[ppml] Last Call for Comment: Policy Proposal 2002-6 GETTING OFF BLOCKLISTS

Dr. Jeffrey Race jrace at attglobal.net
Thu Nov 14 22:03:28 EST 2002


On Thu, 14 Nov 2002 18:50:11 -0800, Jill Kulpinski wrote:

>how do i take action against people who don't respond? 

You can't.   Mail servers are private property.   The owner of the
mail server can establish any rules for its use, so long as announced
to users of the service (for a public service).  LOTS of ISPs get
competitive advantage by using blocklists and telling potential
customers that they will not receive spam from polluted IP address
space (everywhere in China, Hinet in Taiwan etc)

 i am very pro-active in 
>making sure our resources are used appropriately, but how do you tell 
someone 
>they are not allowed to post a listing,

You can't tell someone not to post what he wants.  Many blocklists
are non-commercial, volunteer efforts.  This point recently was
ventilated in a thread on Spam-L (which you might like to join to
access the world's REAL experts on spam prevention and eradication).
The creator of the blocklist announces that it is his PRIVATE 
blocklist, which anyone is free to use.   It is legally unchallengeable.

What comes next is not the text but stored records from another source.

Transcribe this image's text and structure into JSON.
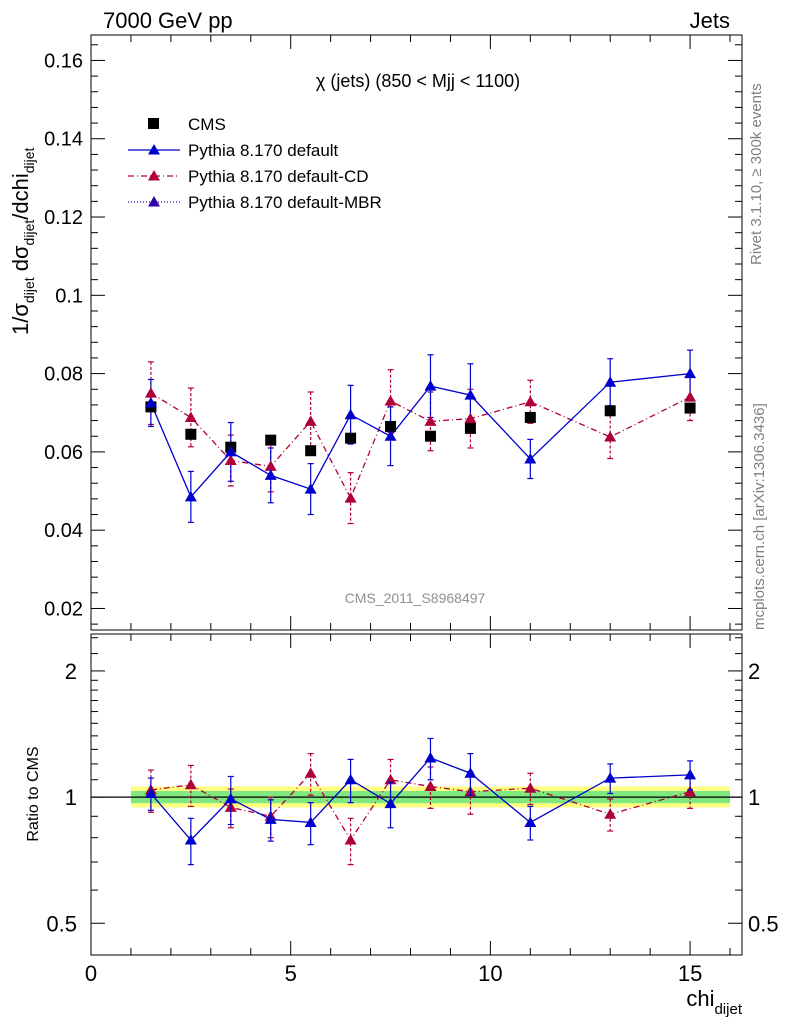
{
  "header": {
    "left": "7000 GeV pp",
    "right": "Jets"
  },
  "side_text": {
    "rivet": "Rivet 3.1.10, ≥ 300k events",
    "mcplots": "mcplots.cern.ch [arXiv:1306.3436]"
  },
  "colors": {
    "cms": "#000000",
    "default": "#0000cc",
    "default_cd": "#b0003a",
    "default_mbr": "#3300aa",
    "band_inner": "#7fe87f",
    "band_outer": "#ffff80"
  },
  "chart_data": [
    {
      "type": "scatter",
      "title": "χ (jets) (850 < Mjj < 1100)",
      "watermark": "CMS_2011_S8968497",
      "ylabel": "1/σdijet dσdijet/dchidijet",
      "ylabel_parts": {
        "a": "1/σ",
        "b": "dijet",
        "c": " dσ",
        "d": "dijet",
        "e": "/dchi",
        "f": "dijet"
      },
      "xlim": [
        0,
        16.3
      ],
      "ylim": [
        0.0145,
        0.1665
      ],
      "yticks": [
        0.02,
        0.04,
        0.06,
        0.08,
        0.1,
        0.12,
        0.14,
        0.16
      ],
      "yticklabels": [
        "0.02",
        "0.04",
        "0.06",
        "0.08",
        "0.1",
        "0.12",
        "0.14",
        "0.16"
      ],
      "legend_position": "top-left",
      "series": [
        {
          "name": "CMS",
          "marker": "square",
          "line": "none",
          "x": [
            1.5,
            2.5,
            3.5,
            4.5,
            5.5,
            6.5,
            7.5,
            8.5,
            9.5,
            11,
            13,
            15
          ],
          "y": [
            0.0715,
            0.0645,
            0.0612,
            0.063,
            0.0603,
            0.0635,
            0.0665,
            0.064,
            0.066,
            0.0688,
            0.0705,
            0.0712
          ]
        },
        {
          "name": "Pythia 8.170 default",
          "marker": "triangle",
          "line": "solid",
          "x": [
            1.5,
            2.5,
            3.5,
            4.5,
            5.5,
            6.5,
            7.5,
            8.5,
            9.5,
            11,
            13,
            15
          ],
          "y": [
            0.0725,
            0.0485,
            0.06,
            0.054,
            0.0505,
            0.0695,
            0.064,
            0.0768,
            0.0745,
            0.0582,
            0.0778,
            0.08
          ],
          "err": [
            0.006,
            0.0065,
            0.0075,
            0.007,
            0.0065,
            0.0075,
            0.0075,
            0.008,
            0.008,
            0.005,
            0.006,
            0.006
          ]
        },
        {
          "name": "Pythia 8.170 default-CD",
          "marker": "triangle",
          "line": "dashdot",
          "x": [
            1.5,
            2.5,
            3.5,
            4.5,
            5.5,
            6.5,
            7.5,
            8.5,
            9.5,
            11,
            13,
            15
          ],
          "y": [
            0.075,
            0.0688,
            0.0578,
            0.0563,
            0.0678,
            0.0482,
            0.073,
            0.0678,
            0.0685,
            0.0728,
            0.0638,
            0.074
          ],
          "err": [
            0.008,
            0.0075,
            0.0065,
            0.0065,
            0.0075,
            0.0065,
            0.008,
            0.0075,
            0.0075,
            0.0055,
            0.0055,
            0.006
          ]
        },
        {
          "name": "Pythia 8.170 default-MBR",
          "marker": "triangle",
          "line": "dotted",
          "x": [],
          "y": []
        }
      ]
    },
    {
      "type": "scatter",
      "title": "",
      "ylabel": "Ratio to CMS",
      "xlabel": "chidijet",
      "xlabel_parts": {
        "a": "chi",
        "b": "dijet"
      },
      "xlim": [
        0,
        16.3
      ],
      "ylim": [
        0.42,
        2.45
      ],
      "y_scale": "log",
      "xticks": [
        0,
        5,
        10,
        15
      ],
      "xticklabels": [
        "0",
        "5",
        "10",
        "15"
      ],
      "yticks": [
        0.5,
        1,
        2
      ],
      "yticklabels": [
        "0.5",
        "1",
        "2"
      ],
      "bands": {
        "x_range": [
          1,
          16
        ],
        "inner": [
          0.967,
          1.034
        ],
        "outer": [
          0.945,
          1.06
        ]
      },
      "series": [
        {
          "name": "Pythia 8.170 default",
          "x": [
            1.5,
            2.5,
            3.5,
            4.5,
            5.5,
            6.5,
            7.5,
            8.5,
            9.5,
            11,
            13,
            15
          ],
          "y": [
            1.02,
            0.79,
            0.99,
            0.885,
            0.87,
            1.1,
            0.965,
            1.24,
            1.14,
            0.87,
            1.11,
            1.13
          ],
          "err": [
            0.09,
            0.1,
            0.13,
            0.1,
            0.1,
            0.13,
            0.12,
            0.14,
            0.13,
            0.08,
            0.09,
            0.09
          ]
        },
        {
          "name": "Pythia 8.170 default-CD",
          "x": [
            1.5,
            2.5,
            3.5,
            4.5,
            5.5,
            6.5,
            7.5,
            8.5,
            9.5,
            11,
            13,
            15
          ],
          "y": [
            1.04,
            1.07,
            0.945,
            0.9,
            1.14,
            0.79,
            1.1,
            1.06,
            1.03,
            1.05,
            0.91,
            1.03
          ],
          "err": [
            0.12,
            0.12,
            0.1,
            0.1,
            0.13,
            0.1,
            0.13,
            0.12,
            0.12,
            0.09,
            0.08,
            0.09
          ]
        }
      ]
    }
  ]
}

 they need to change their listing, or also...
>force people to not use these blacklists? 

You can't for reasons stated above.

The only solution is to stop the pollution.   Then there is no
need for anti-pollution remedies.

All that said, most of the blocklists provide data on the offensive
activities and the managers will amend the list if evidence is shown
that the anti-social activities  have ceased definitively.  They 
would obviously wait a long time before believing claims of virtue
from serial offenders like C&W or UUNet (US side--the European side
of UU is very good).

Don't fight the blocklists; they are the only thing now allowing
e-mail to remain viable for many users.   Therefore they are a
Good Thing.   What we want is for responsible bodies (fill in name
of you favorite RIR) to act so
the blocklist fill trends to zero, or anyway epsilon.